Erl – Ein Hotter war er nicht, auch kein George London oder Donald McIntyre. Aber ihre Wagner-Partien hatte er sich einverleibt – Wotan, Telramund, Holländer, Hans Sachs – und unter edlen Dirigenten und an der Seite von Spitzenkräften von der Güte einer Caballé, Lucia Popp oder Anja Harteros (jawohl: vor 16 Jahren an der Hamburgischen Staatsoper, als sie Eva sang) zum Leuchten gebracht. Auch wenn das einstige Leuchten der Stimme des heute 75-jährigen vielgepriesenen und weit herumgereichten Ruhrpott-Heldenbaritons Oskar Hillebrandt an Strahlkraft eingebüßt haben mag: der Sympathien des Publikums konnte sich der Sänger bei seinem Wagner-Gala-Auftritt im Erler Festspielhaus sicher sein.

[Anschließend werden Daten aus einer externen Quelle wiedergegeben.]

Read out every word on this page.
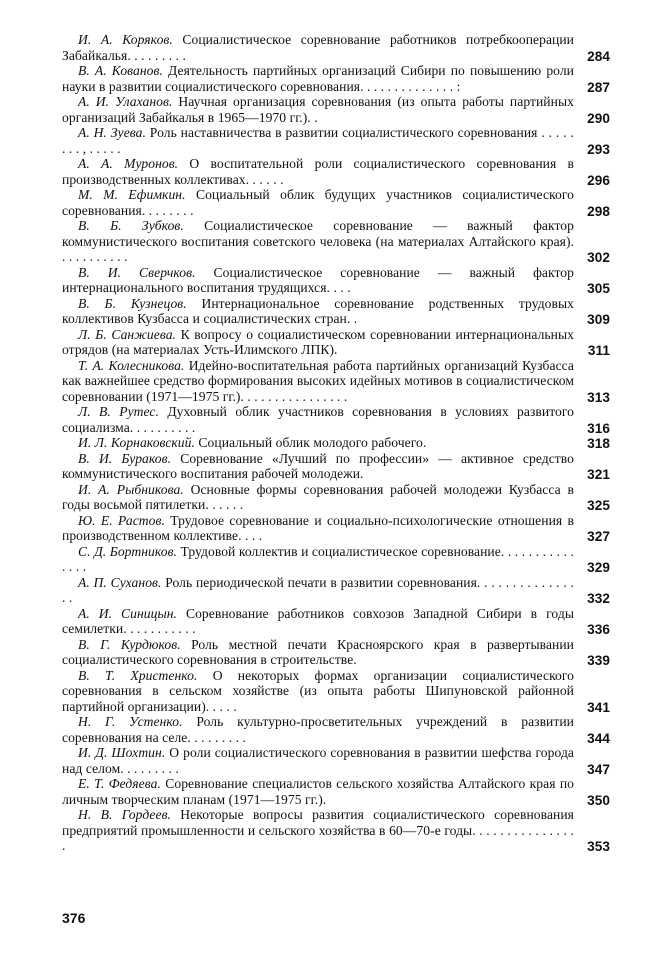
И. А. Коряков. Социалистическое соревнование работников потребкооперации Забайкалья. . . . . . . . .	284
В. А. Кованов. Деятельность партийных организаций Сибири по повышению роли науки в развитии социалистического соревнования. . . . . . . . . . . . . . :	287
А. И. Улаханов. Научная организация соревнования (из опыта работы партийных организаций Забайкалья в 1965—1970 гг.). .	290
А. Н. Зуева. Роль наставничества в развитии социалистического соревнования . . . . . . . . , . . . . .	293
А. А. Муронов. О воспитательной роли социалистического соревнования в производственных коллективах. . . . . .	296
М. М. Ефимкин. Социальный облик будущих участников социалистического соревнования. . . . . . . .	298
В. Б. Зубков. Социалистическое соревнование — важный фактор коммунистического воспитания советского человека (на материалах Алтайского края). . . . . . . . . . .	302
В. И. Сверчков. Социалистическое соревнование — важный фактор интернационального воспитания трудящихся. . . .	305
В. Б. Кузнецов. Интернациональное соревнование родственных трудовых коллективов Кузбасса и социалистических стран. .	309
Л. Б. Санжиева. К вопросу о социалистическом соревновании интернациональных отрядов (на материалах Усть-Илимского ЛПК).	311
Т. А. Колесникова. Идейно-воспитательная работа партийных организаций Кузбасса как важнейшее средство формирования высоких идейных мотивов в социалистическом соревновании (1971—1975 гг.). . . . . . . . . . . . . . . .	313
Л. В. Рутес. Духовный облик участников соревнования в условиях развитого социализма. . . . . . . . . .	316
И. Л. Корнаковский. Социальный облик молодого рабочего.	318
В. И. Бураков. Соревнование «Лучший по профессии» — активное средство коммунистического воспитания рабочей молодежи.	321
И. А. Рыбникова. Основные формы соревнования рабочей молодежи Кузбасса в годы восьмой пятилетки. . . . . .	325
Ю. Е. Растов. Трудовое соревнование и социально-психологические отношения в производственном коллективе. . . .	327
С. Д. Бортников. Трудовой коллектив и социалистическое соревнование. . . . . . . . . . . . . . .	329
А. П. Суханов. Роль периодической печати в развитии соревнования. . . . . . . . . . . . . . . .	332
А. И. Синицын. Соревнование работников совхозов Западной Сибири в годы семилетки. . . . . . . . . . .	336
В. Г. Курдюков. Роль местной печати Красноярского края в развертывании социалистического соревнования в строительстве.	339
В. Т. Христенко. О некоторых формах организации социалистического соревнования в сельском хозяйстве (из опыта работы Шипуновской районной партийной организации). . . . .	341
Н. Г. Устенко. Роль культурно-просветительных учреждений в развитии соревнования на селе. . . . . . . . .	344
И. Д. Шохтин. О роли социалистического соревнования в развитии шефства города над селом. . . . . . . . .	347
Е. Т. Федяева. Соревнование специалистов сельского хозяйства Алтайского края по личным творческим планам (1971—1975 гг.).	350
Н. В. Гордеев. Некоторые вопросы развития социалистического соревнования предприятий промышленности и сельского хозяйства в 60—70-е годы. . . . . . . . . . . . . . . .	353
376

Schier winzig stand Hillebrandt neben dem Pult des Dirigenten Gustav Kuhn. Schon als er zum großen Monolog des „Holländer“ ansetzte, um sich seiner durchaus noch präsenten Ausdrucksmittel für eine der traumhaftesten Wagner-Partien zu vergewissern, wollte man intervenieren: Stellt den Mann doch auf ein Podest! Auch für die kurze Amfortas-Klage „Ja! Wehe! Wehe!“ und für Hans Sachsens „Flieder-Monolog“ und Festwiesen-Ansprache blieb Hillebrandt in seiner – jedenfalls in den vordersten Reihen so wahrgenommenen – „Versenkung“. Was der herzlichen, bis zu Ovationen im Stehen gesteigerten Zustimmung aus dem voll besetzten Zuschauerraum keinen Abbruch tat.
Wer weiß, ob dieser je von einem derart hohen Prozentsatz geneigt-kritischer Wagner-Ohren erfüllt war wie bei dieser kaum anderthalbstündigen Frühabendveranstaltung, die in der Hauptsache die Kongressteilnehmer des Richard-Wagner-Verbands Innsbruck/Bozen versammelte. Maestro Kuhn führte ihnen voller Stolz, mit Verve und Schmunzeln sowie nobler, klangsatter Wagner-Stilistik sein vor Jugendlichkeit und Frische nur so strotzendes Tiroler Festspiel-Orchester vor, das mit drei „großen Brocken“ – „Holländer“-, „Tannhäuser“- und „Meistersinger“-Ouvertüre – aufwartete und mehr als eine bloße Ahnung davon gab, was es in den kommenden Sommerwochen an Glanz und Glorie über die Tiroler Festspiele Erl zu gießen vermag.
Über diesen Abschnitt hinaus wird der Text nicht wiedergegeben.